The evidence that NAD+ declines with age and is biochemically essential stands on solid ground. That NMN and NR raise NAD+ levels in humans has been demonstrated in small trials. But whether that rise actually leads to less disease or slower ageing in humans has not yet been sufficiently studied. The most promising human data exist for NMN, but the studies are small and short in duration, and long-term safety is unknown.
NAD+ is a molecule found in every cell of our body and is indispensable for energy metabolism. But it does more than just supply energy: it is also a required raw material for proteins that repair DNA (such as PARP), carry out epigenetic regulation (sirtuins), and control inflammatory responses (CD38). Without sufficient NAD+, these systems do not function properly. This biochemical foundation is solidly supported by evidence.

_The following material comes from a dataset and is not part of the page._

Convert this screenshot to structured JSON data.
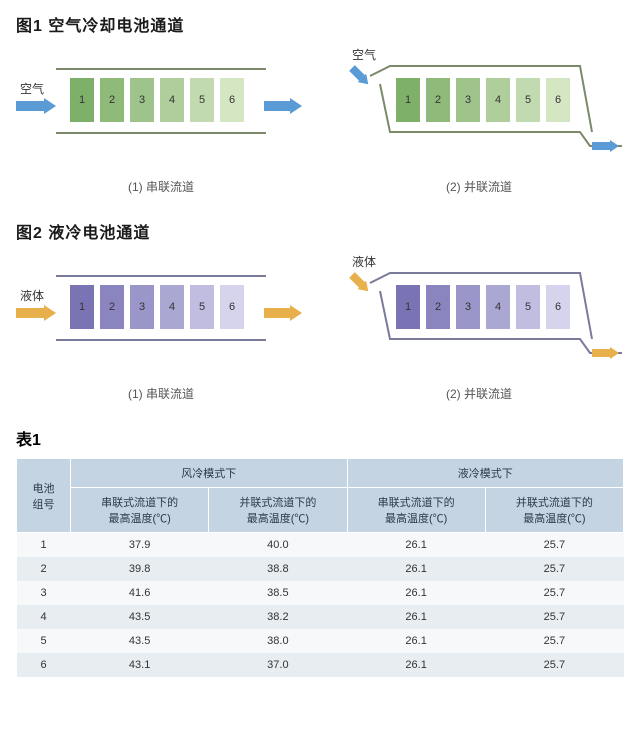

As we age, NAD+ levels gradually decline in multiple tissues, including skin, blood, muscle, liver, and brain. This pattern has been consistently described in both mice and humans. Scientists suspect that this decline contributes to age-related phenomena such as muscle loss, cognitive decline, and metabolic diseases, but hard cause-and-effect evidence in humans is still limited. The most compelling data on what a deficiency of NAD+ actually causes come from cell and animal studies.
NMN (nicotinamide mononucleotide) and NR (nicotinamide riboside) are two widely used precursors of NAD+, and both demonstrably raise NAD+ levels. NMN has been tested in small, short-duration clinical trials in humans and shows a measurable increase in the blood. Safety appears acceptable so far. NR has been extensively studied in mice and protected against metabolic problems through activation of sirtuins and improved mitochondrial function. In humans, the translation of those animal studies into real health benefits has not yet been demonstrated.

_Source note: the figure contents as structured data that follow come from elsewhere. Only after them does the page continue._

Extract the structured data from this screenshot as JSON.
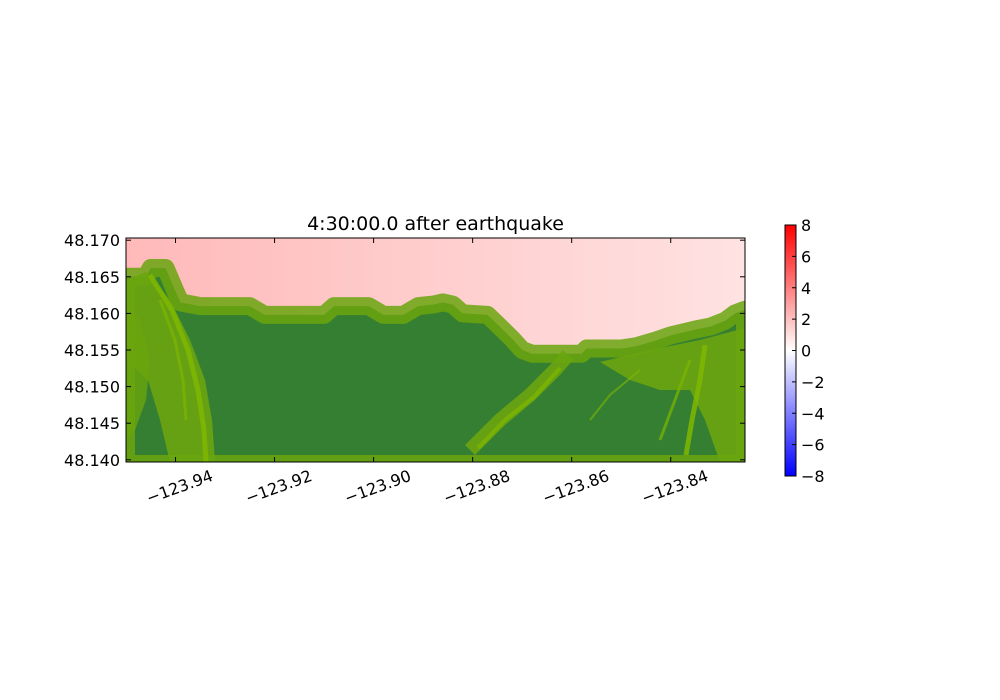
{
  "chart_data": {
    "type": "heatmap",
    "title": "4:30:00.0 after earthquake",
    "xlabel": "",
    "ylabel": "",
    "xlim": [
      -123.95,
      -123.825
    ],
    "ylim": [
      48.1397,
      48.1703
    ],
    "x_ticks": [
      -123.94,
      -123.92,
      -123.9,
      -123.88,
      -123.86,
      -123.84
    ],
    "x_tick_labels": [
      "−123.94",
      "−123.92",
      "−123.90",
      "−123.88",
      "−123.86",
      "−123.84"
    ],
    "y_ticks": [
      48.17,
      48.165,
      48.16,
      48.155,
      48.15,
      48.145,
      48.14
    ],
    "y_tick_labels": [
      "48.170",
      "48.165",
      "48.160",
      "48.155",
      "48.150",
      "48.145",
      "48.140"
    ],
    "colorbar": {
      "range": [
        -8,
        8
      ],
      "ticks": [
        8,
        6,
        4,
        2,
        0,
        -2,
        -4,
        -6,
        -8
      ],
      "tick_labels": [
        "8",
        "6",
        "4",
        "2",
        "0",
        "−2",
        "−4",
        "−6",
        "−8"
      ],
      "colors": {
        "low": "#0000ff",
        "mid": "#ffffff",
        "high": "#ff0000"
      }
    },
    "water_surface": {
      "west_value": 2.2,
      "east_value": 0.9
    },
    "shoreline": [
      [
        -123.95,
        48.165
      ],
      [
        -123.946,
        48.165
      ],
      [
        -123.945,
        48.1662
      ],
      [
        -123.942,
        48.1662
      ],
      [
        -123.94,
        48.163
      ],
      [
        -123.939,
        48.1615
      ],
      [
        -123.935,
        48.161
      ],
      [
        -123.925,
        48.161
      ],
      [
        -123.922,
        48.1598
      ],
      [
        -123.91,
        48.1598
      ],
      [
        -123.908,
        48.161
      ],
      [
        -123.901,
        48.161
      ],
      [
        -123.898,
        48.1598
      ],
      [
        -123.894,
        48.1598
      ],
      [
        -123.891,
        48.161
      ],
      [
        -123.888,
        48.1612
      ],
      [
        -123.886,
        48.1615
      ],
      [
        -123.884,
        48.1612
      ],
      [
        -123.882,
        48.16
      ],
      [
        -123.877,
        48.1598
      ],
      [
        -123.875,
        48.1585
      ],
      [
        -123.872,
        48.1565
      ],
      [
        -123.87,
        48.155
      ],
      [
        -123.868,
        48.1545
      ],
      [
        -123.858,
        48.1545
      ],
      [
        -123.857,
        48.1552
      ],
      [
        -123.85,
        48.1552
      ],
      [
        -123.847,
        48.1555
      ],
      [
        -123.843,
        48.1563
      ],
      [
        -123.84,
        48.157
      ],
      [
        -123.835,
        48.1578
      ],
      [
        -123.832,
        48.1582
      ],
      [
        -123.829,
        48.159
      ],
      [
        -123.827,
        48.16
      ],
      [
        -123.825,
        48.1605
      ]
    ],
    "land_colors": {
      "lowland": "#357f33",
      "hillside": "#6aa50e",
      "ridge": "#7fb700"
    }
  }
}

NAD+ metabolism is also disrupted in heart failure. An unfavourable ratio between NAD+ and its breakdown product NADH contributes to reduced energy production in the heart muscle and epigenetic changes. NAD+ is, however, one of several factors here, and a direct causal role has not yet been proven.

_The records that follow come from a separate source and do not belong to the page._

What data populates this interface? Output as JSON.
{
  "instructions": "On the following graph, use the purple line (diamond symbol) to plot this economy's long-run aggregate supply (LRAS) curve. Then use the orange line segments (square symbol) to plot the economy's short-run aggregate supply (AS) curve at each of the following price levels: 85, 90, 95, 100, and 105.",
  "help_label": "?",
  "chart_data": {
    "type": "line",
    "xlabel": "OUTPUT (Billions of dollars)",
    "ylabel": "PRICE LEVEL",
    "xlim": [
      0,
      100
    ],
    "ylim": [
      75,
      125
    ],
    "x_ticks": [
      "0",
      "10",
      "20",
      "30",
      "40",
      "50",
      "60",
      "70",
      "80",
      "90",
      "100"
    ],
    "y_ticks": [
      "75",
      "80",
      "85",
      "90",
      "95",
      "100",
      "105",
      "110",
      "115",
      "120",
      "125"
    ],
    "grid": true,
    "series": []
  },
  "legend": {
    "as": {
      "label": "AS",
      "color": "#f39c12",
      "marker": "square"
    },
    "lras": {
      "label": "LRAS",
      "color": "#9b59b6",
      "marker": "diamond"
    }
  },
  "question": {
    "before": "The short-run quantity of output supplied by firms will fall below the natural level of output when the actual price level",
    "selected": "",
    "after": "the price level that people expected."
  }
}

The major caveat is this: in animal models the results of NAD+ supplementation are impressive, but those results have not yet been confirmed in humans. The available clinical studies are small and short in duration, and too little is known about long-term safety. Scientists themselves are explicitly cautious about this. For anyone considering a NAD+ precursor, NMN currently has the most human data (however limited). But long-term health benefits have not yet been proven in humans.
Based on multiple review articles and clinical trials (PMID 33353981, 32694684, 37619764, 33028824, 28648096, 26118927, 22682224, 33983836). The mechanistic basis is strongly supported. Human intervention data are limited to small, short-duration trials.